Mr. King. * * * We offer to stipulate that the merchandise in question consists of 50 gross of pipes, with bowls wholly or in chief value of brier wood; that the same were invoiced, entered and appraised at 58 shillings per gross, plus the cost of three cases at 7 shillings per case * * * and offer to stipulate that the official rate of exchange on October 19, 1937, was $4.955125 for the English pound, which rate of exchange is the correct rate of exchange for the valuation of the currency of the invoice.
Mr. Auster. I agree to that stipulation.

Counsel for tbe plaintiff concedes in bis brief that, if the value of the cases be added to the value of the pipes, the value of the pipes would be $1.20 per dozen or over, but he contends that the value of the cases should not be added to the value of the pipes for the purposes of deter*61mining the applicable rate of duty and that as the appraised value of the pipes alone is $1.1975 per dozen they should have been assessed with duty at the rates for such articles provided in the trade agreement with France.

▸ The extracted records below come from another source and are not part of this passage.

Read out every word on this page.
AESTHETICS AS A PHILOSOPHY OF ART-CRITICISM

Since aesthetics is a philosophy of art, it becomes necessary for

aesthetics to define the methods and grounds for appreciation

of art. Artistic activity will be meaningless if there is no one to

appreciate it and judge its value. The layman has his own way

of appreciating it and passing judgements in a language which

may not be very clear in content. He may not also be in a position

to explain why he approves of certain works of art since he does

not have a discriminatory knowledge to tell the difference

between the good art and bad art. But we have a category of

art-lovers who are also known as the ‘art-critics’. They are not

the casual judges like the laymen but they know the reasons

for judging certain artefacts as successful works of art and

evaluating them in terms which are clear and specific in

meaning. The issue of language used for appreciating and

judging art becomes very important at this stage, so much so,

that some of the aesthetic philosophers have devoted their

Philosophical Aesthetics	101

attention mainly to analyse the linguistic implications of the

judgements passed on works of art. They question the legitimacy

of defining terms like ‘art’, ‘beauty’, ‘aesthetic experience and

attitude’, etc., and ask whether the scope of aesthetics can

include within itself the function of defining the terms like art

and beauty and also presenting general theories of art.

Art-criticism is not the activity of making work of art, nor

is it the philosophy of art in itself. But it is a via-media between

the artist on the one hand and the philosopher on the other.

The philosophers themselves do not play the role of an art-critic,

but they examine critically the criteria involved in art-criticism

Counsel for the defendant does not dispute the value of the pipes when converted into United States currency as set forth in the plaintiff’s brief but claims that the merchandise was properly classified by the collector because the addition of the value of the cases to that of the pipes makes the value of the pipes $1.20 per dozen or over and that the trade agreement with France does not affect the rate of duty applicable to such merchandise in paragraph 1552 of the Tariff Act of 1930.

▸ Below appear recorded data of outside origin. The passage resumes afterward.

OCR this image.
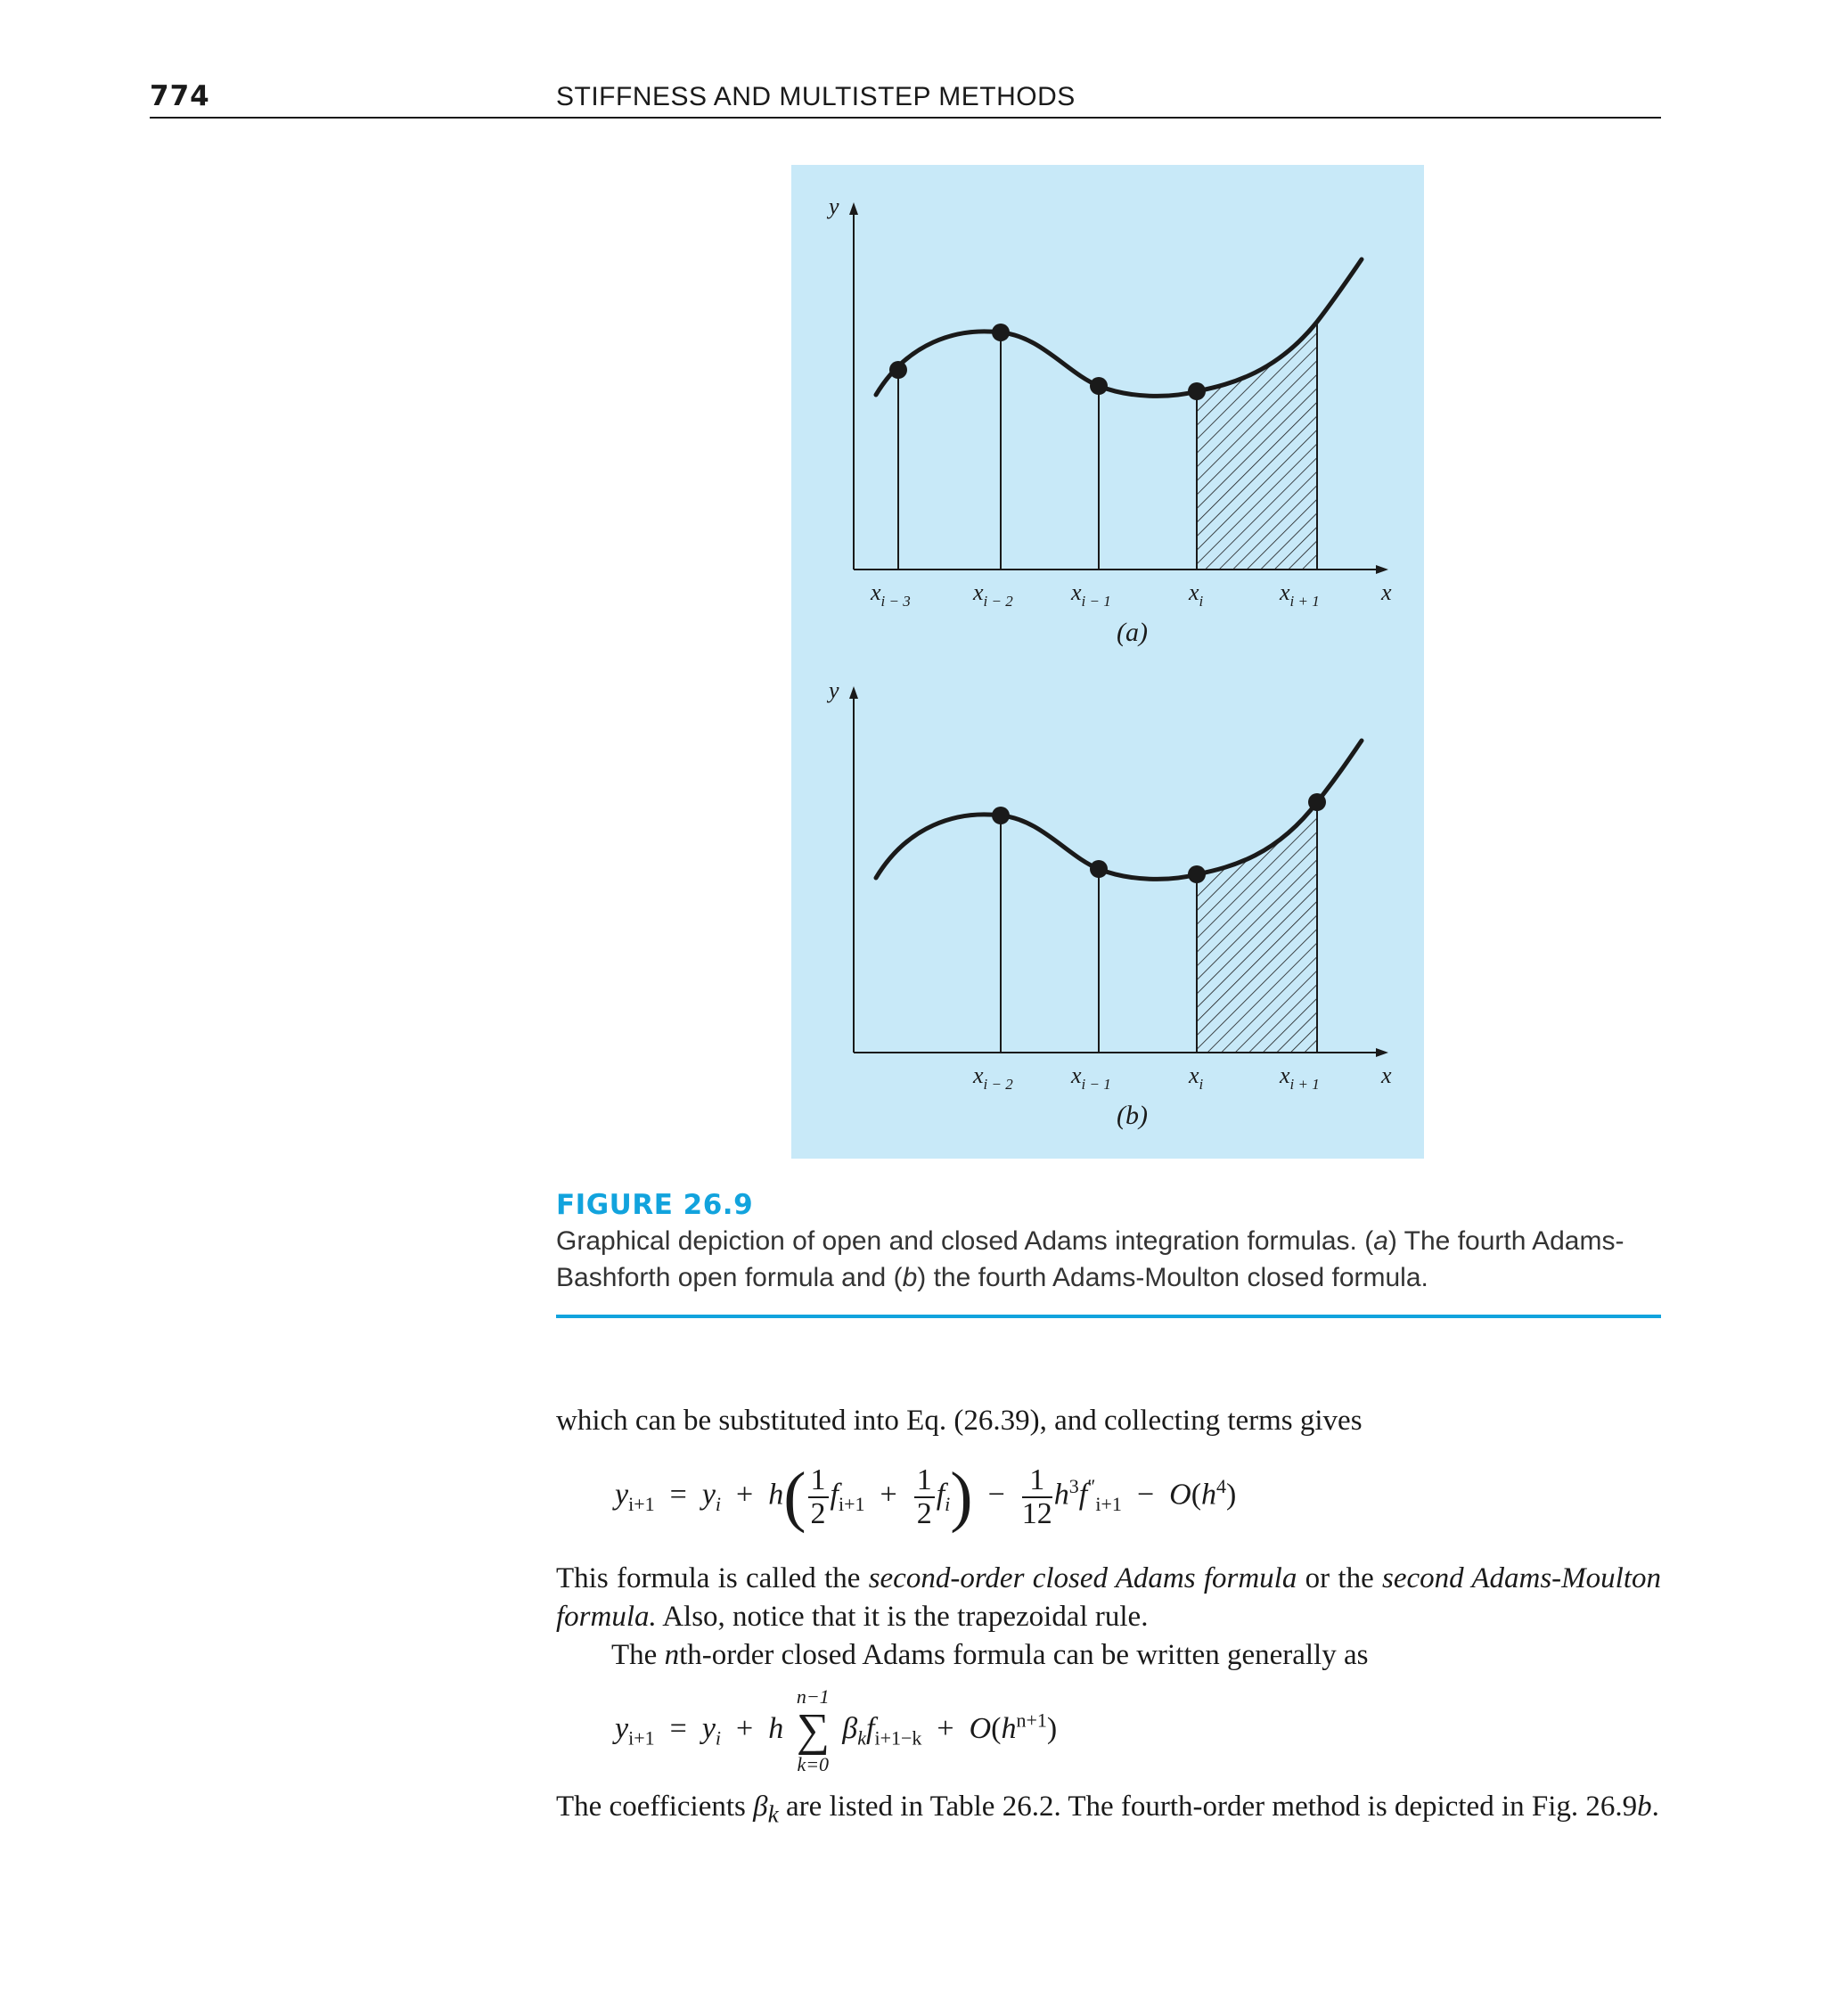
774	STIFFNESS AND MULTISTEP METHODS
y
$x_{i - 3}$	$x_{i - 2}$	$x_{i - 1}$	$x_i$	$x_{i + 1}$	x
(a)
y
$x_{i - 2}$	$x_{i - 1}$	$x_i$	$x_{i + 1}$	x
(b)
FIGURE 26.9
Graphical depiction of open and closed Adams integration formulas. (a) The fourth Adams-Bashforth open formula and (b) the fourth Adams-Moulton closed formula.
which can be substituted into Eq. (26.39), and collecting terms gives
$y_{i+1} = y_i + h( \frac{1}{2} f_{i+1} + \frac{1}{2} f_i) - \frac{1}{12} h^3f''_{i+1} - O(h^4)$
This formula is called the second-order closed Adams formula or the second Adams-Moulton formula. Also, notice that it is the trapezoidal rule.
The nth-order closed Adams formula can be written generally as
$y_{i+1} = y_i + h$
n−1
∑
k=0
$\beta_kf_{i+1-k} + O(h^{n+1})$
The coefficients $\beta_k$ are listed in Table 26.2. The fourth-order method is depicted in Fig. 26.9b.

The plaintiff urges that section 503 (c) of the Tariff Act of 1930 should be considered in connection with the issue in this case. That provision reads as follows:

(c) Basis op Rate. — For the purpose of determining the rate of duty to be assessed upon any merchandise when the rate is based upon or regulated in any manner by the value of the merchandise, the final appraised value shall (except as provided in section 562 of this Act) be taken to be the value of the merchandise.

The plaintiff points out that the only notation made by the appraiser in red ink on the invoice is a check mark opposite the value of the pipes, that is 58 shillings per gross, and the letter “D” next to the value of the cases. He argues that the appraiser is required to appraise merchandise at the unit value but he returns merely the cost of the cases and does not make an appraisement thereof and that, accordingly, the appraised value is only 58 shillings per gross which is less than $1.20 per dozen. The plaintiff cites L. Heller & Son (Inc.) v. United States, 20 C. C. P. A. 257, T. D. 46058; Murray Co. v. United States, 22 C. C. P. A. 242, T. D. 47157; William Jessop & Sons, Inc. v. United States, T. D. 48934; Alex. Lee Wallau, Inc. v. United States, T.D. 48025.

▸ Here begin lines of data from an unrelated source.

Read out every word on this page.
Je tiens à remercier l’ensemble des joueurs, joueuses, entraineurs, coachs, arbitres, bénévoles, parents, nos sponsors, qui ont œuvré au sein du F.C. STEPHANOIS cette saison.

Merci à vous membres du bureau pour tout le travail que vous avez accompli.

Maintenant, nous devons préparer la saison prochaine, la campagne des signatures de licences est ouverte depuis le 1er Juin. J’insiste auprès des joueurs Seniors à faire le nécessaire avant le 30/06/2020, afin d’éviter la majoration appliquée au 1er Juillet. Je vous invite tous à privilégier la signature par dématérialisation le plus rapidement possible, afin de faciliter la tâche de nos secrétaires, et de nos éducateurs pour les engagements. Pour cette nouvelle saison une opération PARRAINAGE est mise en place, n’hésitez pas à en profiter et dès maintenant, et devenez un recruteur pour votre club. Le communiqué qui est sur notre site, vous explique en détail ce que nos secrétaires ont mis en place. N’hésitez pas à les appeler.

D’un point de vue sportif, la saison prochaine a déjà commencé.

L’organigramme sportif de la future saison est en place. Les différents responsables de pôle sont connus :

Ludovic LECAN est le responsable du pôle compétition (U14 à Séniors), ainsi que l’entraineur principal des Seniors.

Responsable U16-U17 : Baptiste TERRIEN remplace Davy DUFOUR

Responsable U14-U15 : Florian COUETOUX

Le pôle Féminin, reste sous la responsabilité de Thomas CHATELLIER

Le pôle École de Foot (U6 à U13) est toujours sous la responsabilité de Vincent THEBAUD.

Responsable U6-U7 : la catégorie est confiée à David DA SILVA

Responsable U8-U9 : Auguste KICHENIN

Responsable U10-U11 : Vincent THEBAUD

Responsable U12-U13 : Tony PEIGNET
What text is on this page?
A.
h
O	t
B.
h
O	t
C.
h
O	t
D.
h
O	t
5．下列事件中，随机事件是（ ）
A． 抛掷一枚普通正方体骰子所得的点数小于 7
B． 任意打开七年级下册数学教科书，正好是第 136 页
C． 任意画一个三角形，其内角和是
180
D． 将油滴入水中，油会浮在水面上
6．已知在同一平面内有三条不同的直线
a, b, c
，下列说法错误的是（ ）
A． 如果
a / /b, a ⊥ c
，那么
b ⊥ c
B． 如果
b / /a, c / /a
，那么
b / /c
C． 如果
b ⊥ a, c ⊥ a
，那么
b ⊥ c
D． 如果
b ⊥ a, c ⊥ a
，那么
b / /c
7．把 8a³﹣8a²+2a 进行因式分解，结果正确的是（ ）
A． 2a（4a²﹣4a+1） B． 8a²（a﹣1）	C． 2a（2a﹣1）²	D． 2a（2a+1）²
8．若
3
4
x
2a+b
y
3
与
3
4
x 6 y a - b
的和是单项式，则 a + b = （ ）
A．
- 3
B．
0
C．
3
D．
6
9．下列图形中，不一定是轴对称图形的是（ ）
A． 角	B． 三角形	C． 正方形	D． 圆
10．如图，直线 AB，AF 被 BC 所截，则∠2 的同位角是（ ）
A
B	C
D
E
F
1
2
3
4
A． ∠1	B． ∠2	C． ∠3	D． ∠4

In the case of L. Heller & Son (Inc.) v. United States, supra, the question involved was as to the rate of duty applicable.to imitation solid-pearl beads. The statutory provisions applicable to such merchandise were contained in paragraph 1503 o'f the Tariff Act of 1930. Such beads valued at not more than one-fourth of 1 cent per inch were assessed in the statute at 60 per centum ad valorem while those valued at more than one-fourth of 1 cent per inch and not more than 1 cent, were assessed at one-half of 1 cent per inch and 60 per centum ad valorem. The facts of the case were submitted upon a stipulation which contained tbe following:

5. That in the usual course of trade the cost of the outer tin-lined wooden case constitutes no part of the market value of the goods "per se, and its value was not included by the appraiser in his appraisement of the imitation solid-pearl beads.

The court examined the various check marks made by the appraiser on the invoice and the summary sheet and came to the same conclu*62sion, that is, that the value of the tin-lined case was not included by the appraiser in his appraisement of the imitation solid-pearl beads. It was held that, in accordance with the provisions of section 503 (c), the collector should determine the rate of duty applicable based on the appraised value rather than on the entered value.

In the case herein involved we have a different situation. The parties stipulated that the pipes—

were invoiced, entered and appraised at 58 shillings per gross, plus the cost of three cases at 7 shillings per case.

The stipulation indicates that the appraiser included the value of the cases in his appraisement. In view of this stipulation we are of opinion that it is unnecessary to examine the papers to ascertain if the various check marks made by the appraiser show whether or not the value of the cases was included in the appraised value.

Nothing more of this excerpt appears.